Une exigence design partagée par l'équipe
Il fait monter le niveau de soin du produit, défend les arbitrages de qualité face au temps et installe une culture où le design pèse dans les décisions.
✗ Faible · Excelle sur une seule moitié du métier, soit la structure des parcours soit le rendu visuel, et bute dès qu'il faut couvrir tout le spectre seul.
✓ Excellent · Porte un produit du cadrage du problème jusqu'aux écrans finalisés, sans dépendre d'un relais sur la recherche, l'interaction ou l'interface visuelle.
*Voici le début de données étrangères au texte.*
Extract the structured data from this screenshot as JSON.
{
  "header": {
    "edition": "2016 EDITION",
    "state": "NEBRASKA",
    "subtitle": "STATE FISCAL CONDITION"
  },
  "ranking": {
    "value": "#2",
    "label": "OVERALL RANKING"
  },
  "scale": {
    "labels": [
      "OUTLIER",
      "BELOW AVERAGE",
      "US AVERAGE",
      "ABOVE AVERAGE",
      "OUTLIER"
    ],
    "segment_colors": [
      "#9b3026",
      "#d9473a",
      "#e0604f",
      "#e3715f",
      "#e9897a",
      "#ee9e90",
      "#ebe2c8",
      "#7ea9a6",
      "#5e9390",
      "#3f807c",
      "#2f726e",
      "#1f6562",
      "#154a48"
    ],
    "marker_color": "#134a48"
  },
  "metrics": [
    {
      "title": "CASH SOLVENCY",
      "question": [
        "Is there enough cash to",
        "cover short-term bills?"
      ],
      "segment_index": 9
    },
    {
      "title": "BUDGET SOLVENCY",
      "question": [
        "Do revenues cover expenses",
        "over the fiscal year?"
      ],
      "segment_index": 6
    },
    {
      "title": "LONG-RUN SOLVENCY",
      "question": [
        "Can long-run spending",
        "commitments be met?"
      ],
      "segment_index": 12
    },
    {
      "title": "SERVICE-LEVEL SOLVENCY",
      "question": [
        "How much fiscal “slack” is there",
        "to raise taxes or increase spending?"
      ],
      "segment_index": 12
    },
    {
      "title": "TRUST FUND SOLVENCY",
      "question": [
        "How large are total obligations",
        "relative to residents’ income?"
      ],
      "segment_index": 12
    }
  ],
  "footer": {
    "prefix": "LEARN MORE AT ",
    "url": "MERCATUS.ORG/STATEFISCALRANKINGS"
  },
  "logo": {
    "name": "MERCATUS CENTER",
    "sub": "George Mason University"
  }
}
✗ Faible · Reste bloqué en exploration, multiplie les pistes sans trancher et livre tard des maquettes très abouties mais déconnectées du rythme de la startup.
✓ Excellent · Produit une première version exploitable en quelques jours, accepte qu'elle soit imparfaite et la fait évoluer au contact des utilisateurs plutôt que de viser la perfection au premier jet.
✗ Faible · Raisonne en esthétique pure ou en tendances, peine à justifier ses choix par la valeur utilisateur et traite tout au même niveau de priorité.
✓ Excellent · Relie chaque choix design à un enjeu d'usage et de business, hiérarchise ce qui compte pour les premiers utilisateurs et sait dire ce qu'on ne fait pas.
✗ Faible · Bascule dans l'excès, soit aucun cadre et des écrans incohérents, soit un système surdimensionné qui freine la conception au lieu de la servir.
✓ Excellent · Pose des composants et des règles réutilisables proportionnés au stade de la startup, assez structurés pour accélérer et assez souples pour évoluer.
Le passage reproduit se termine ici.